Is it the game, the camaraderie or the interaction with nature? It’s all of the above. The most compelling aspect of golf is the infinite variety of possibilities during play. The personality of a golf course is determined greatly by the architect with the routing plan, as well as the details of the functional and golf-specific matters.

The game was meant to be enjoyed with friends, recreating more than competing and enjoying nature. It can rejuvenate our senses. It’s a gentleman’s game with a proud legacy. It should be accepted as a difficult game to be enjoyed. Therefore, it’s incumbent upon architects to make the game as enjoyable as possible for as many people as possible.
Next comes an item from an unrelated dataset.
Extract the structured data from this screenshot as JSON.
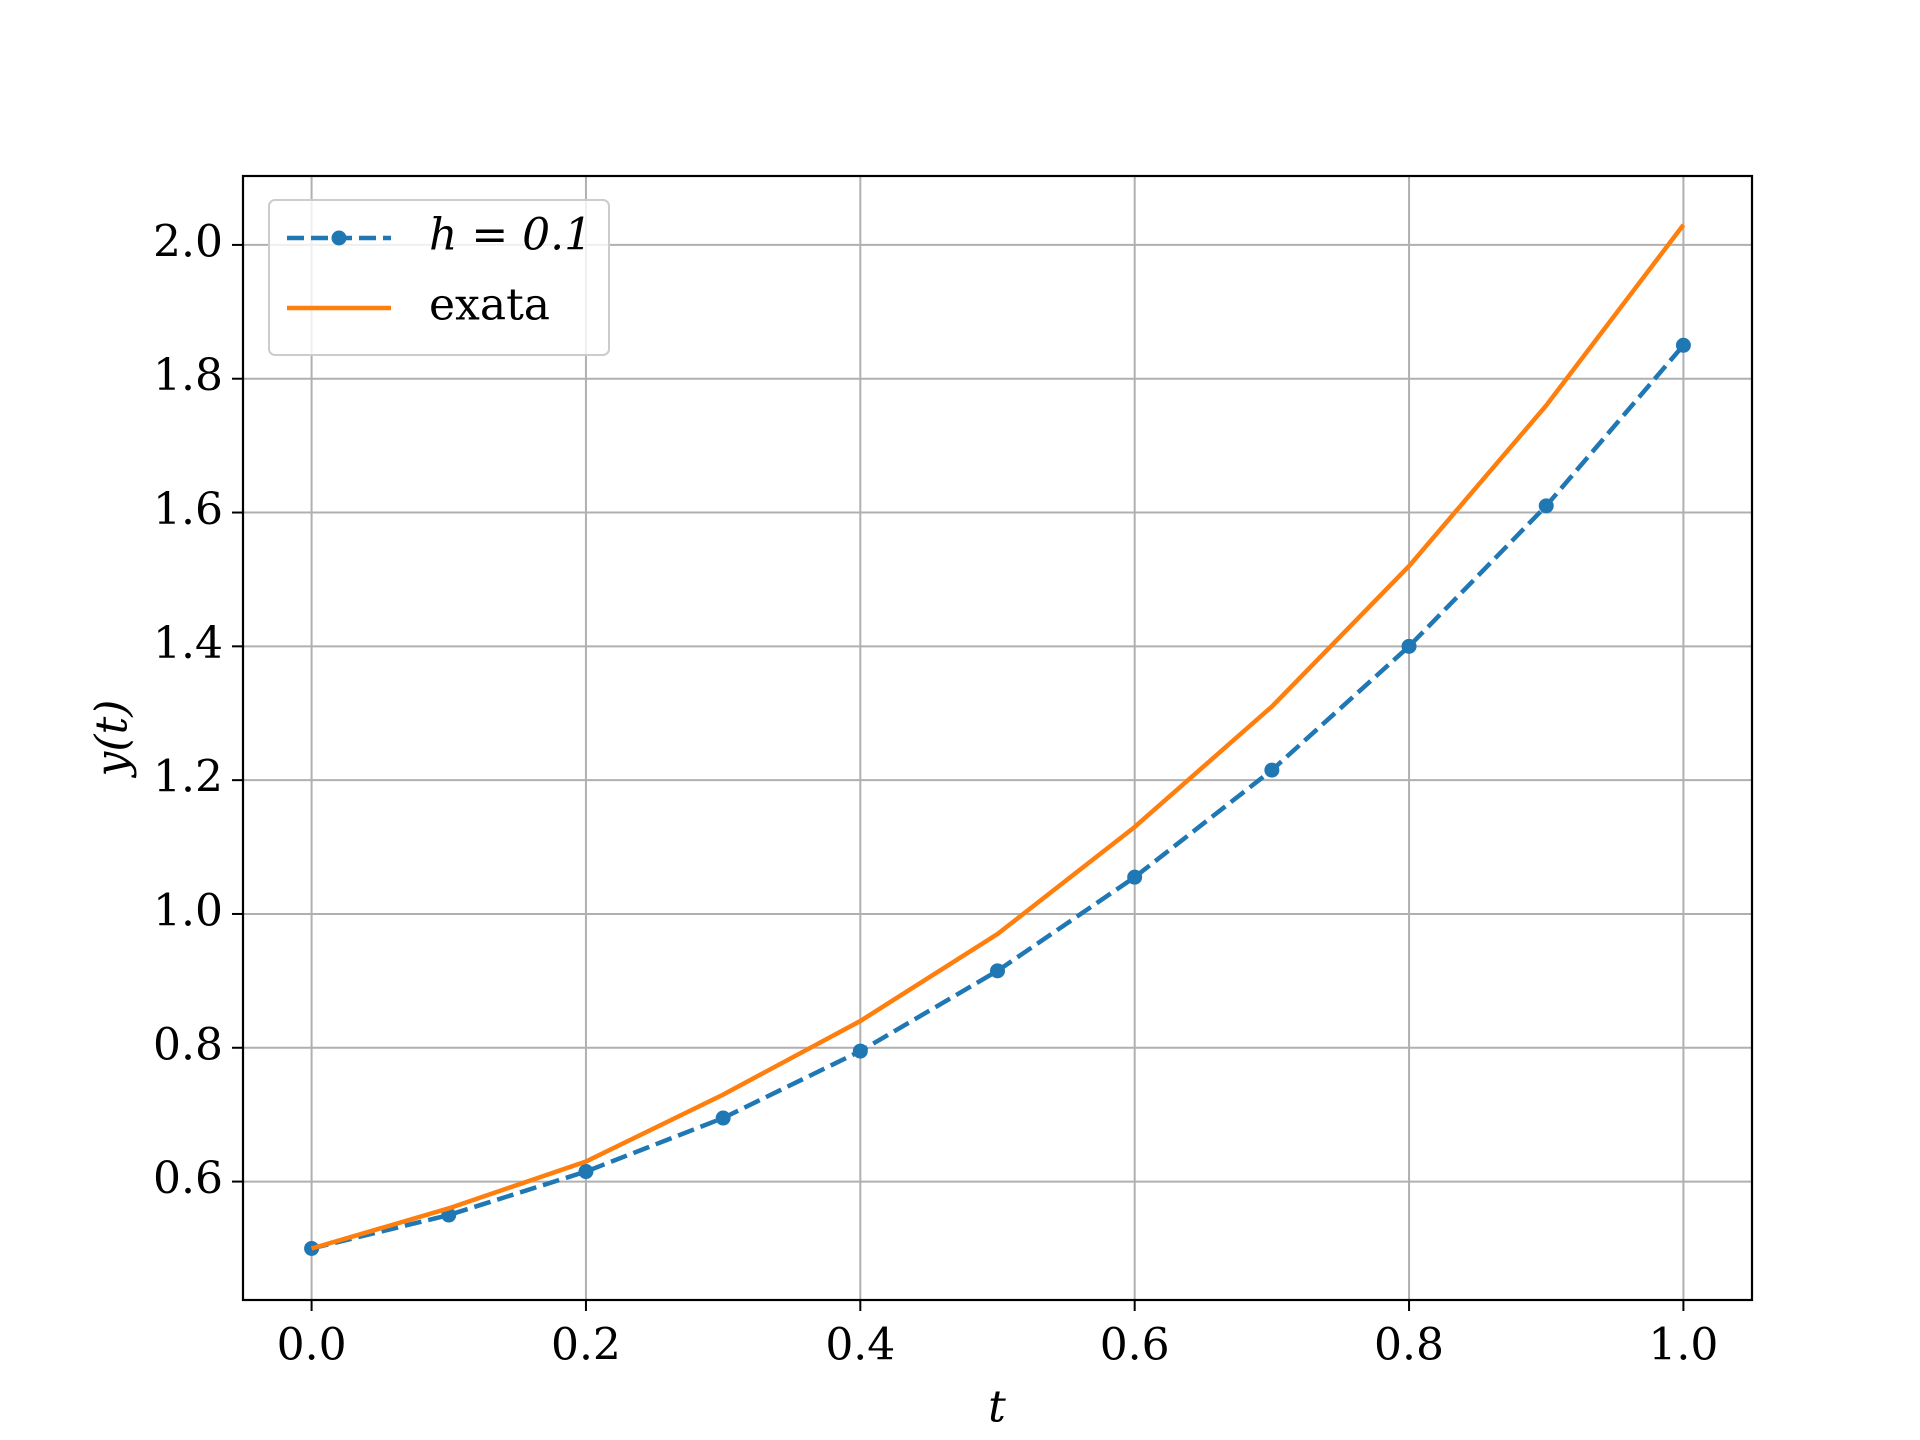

This is a great challenge and a dilemma.

Clearly, there are exceptions. Some courses need to be more difficult and others less devious. However, the great golf course design debate isn’t about risk and reward; rather, it’s about playability and difficulty.

Architects spend just as much time determining the balance of challenge, the budget and the degree of difficulty as they do contemplating the details of the grading, drainage and bunkers, the subtleties of the green contours, the widths of the fairways, the tee positions, the hazard locations, etc. Why? Because these items have a direct impact on the fun factor of a golf course.

A golf course without features or challenges won’t engage the better golfer. Therefore, it’s the architect’s goal to create a valuable golf experience that will challenge every golfer to a degree equal to his ability. Each project and site requires distinct choices and a different tact to implement the appropriate level of challenge, recreation, quality and beauty. Good golf architecture isn’t swiftly identifiable, but it’s most certainly felt.